You may believe your personal financial wellness is not connected to your business, but nothing can be further from the truth. I am not a certified financial professional, but I have opened several brick-and-mortar operations, in addition to a being a founder of a service-based organization, and leveraging investors to fund a capital-intensive business always comes down to one issue: a personal financial statement to guarantee funding.
So it comes as a surprise when ambitious entrepreneurs contact my office for a bit of guidance and advice on starting a business and I ask them, "Have you checked your personal financial portfolio and credit lately?" There is often a gasp in the conversation that leads to a defensive response.
The question remains : Have you had a personal financial wellness check lately? Before you start your business and go to market with an idea that may require funding to get it started, here are three things to keep in mind.
1. Sit down with a Certified Financial Professional.
Sitting down with a CFP is part of your own due diligence process. It is essential to view your own financial statement before you start shopping around for investors or personally guaranteed loans.
One of the lessons I have learned from my CFP is how to invest in the market, which created more cashflow to invest in my own business. The more "skin in the game" you have, the more investors are likely to fund your ideas if the business model has potential upside.
2. Check your personal credit report .
If you want to buy a house or a car, the lender will check your credit. It is the same vetting process for lenders and investors. Watching an eight-minute segment of Shark Tank might make you believe that if you have a great concept, your personal credit history will not be questioned, but it is simply not true. In fact, there are deals that have not closed after the show because they fell apart during the due diligence period.
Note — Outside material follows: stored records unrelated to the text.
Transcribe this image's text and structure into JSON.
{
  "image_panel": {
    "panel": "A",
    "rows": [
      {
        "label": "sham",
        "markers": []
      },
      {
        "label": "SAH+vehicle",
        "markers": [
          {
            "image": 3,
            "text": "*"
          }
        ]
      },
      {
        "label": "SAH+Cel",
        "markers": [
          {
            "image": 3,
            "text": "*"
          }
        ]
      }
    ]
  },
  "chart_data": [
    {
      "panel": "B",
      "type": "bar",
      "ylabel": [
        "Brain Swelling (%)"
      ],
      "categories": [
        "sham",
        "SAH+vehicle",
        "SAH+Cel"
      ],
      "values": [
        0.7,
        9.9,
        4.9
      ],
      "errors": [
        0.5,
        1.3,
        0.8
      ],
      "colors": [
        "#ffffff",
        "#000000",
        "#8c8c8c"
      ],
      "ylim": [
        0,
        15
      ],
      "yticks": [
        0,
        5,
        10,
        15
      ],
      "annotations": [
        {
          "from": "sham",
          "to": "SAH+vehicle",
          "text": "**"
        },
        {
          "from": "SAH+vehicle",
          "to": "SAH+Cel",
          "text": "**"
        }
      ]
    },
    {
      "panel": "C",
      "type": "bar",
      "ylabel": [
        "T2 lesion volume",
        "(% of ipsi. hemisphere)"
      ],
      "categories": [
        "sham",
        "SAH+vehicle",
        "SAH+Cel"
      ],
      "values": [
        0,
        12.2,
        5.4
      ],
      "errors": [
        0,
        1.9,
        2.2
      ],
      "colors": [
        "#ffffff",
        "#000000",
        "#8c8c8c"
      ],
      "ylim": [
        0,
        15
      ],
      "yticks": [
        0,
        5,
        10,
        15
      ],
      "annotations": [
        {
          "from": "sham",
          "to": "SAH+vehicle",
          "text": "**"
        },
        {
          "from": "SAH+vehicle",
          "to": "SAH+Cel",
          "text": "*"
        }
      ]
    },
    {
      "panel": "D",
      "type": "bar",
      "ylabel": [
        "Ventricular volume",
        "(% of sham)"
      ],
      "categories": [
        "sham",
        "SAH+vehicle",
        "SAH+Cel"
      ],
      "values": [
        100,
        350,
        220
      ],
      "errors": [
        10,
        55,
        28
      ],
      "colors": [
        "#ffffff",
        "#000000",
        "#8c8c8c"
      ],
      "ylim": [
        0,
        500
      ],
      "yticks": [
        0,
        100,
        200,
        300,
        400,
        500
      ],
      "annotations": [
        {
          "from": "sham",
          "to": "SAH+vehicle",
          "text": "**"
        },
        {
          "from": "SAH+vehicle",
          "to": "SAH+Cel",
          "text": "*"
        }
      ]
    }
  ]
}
As the founder, your financial discipline--or lack thereof--will show up on your personal credit report. You can order your credit report of AnnualCreditReport.com, and I would advise you to sit with an attorney to dispute any inaccuracies listed. Remember, it is not just the FICO score that matters, it is your credit history as well.
3. Get insured.
You may think that insurance has nothing to do with personal finance and wellness, but in fact, it does. There is more to an insurable interest than life, home, and auto. You need insurance for your business and yourself as well. I refer to it as a "continuation clause" in your financial wellness plan, and investors are always pleased to work with founders who are thinking ahead.
I became especially more aware of the value of insurance after the recent passing of my father, who had a thriving business but failed to protect the growth of the company in his legacy plan. Do not take a reactive approach to protecting your business; it will impact your personal financial wellness and the value of your company.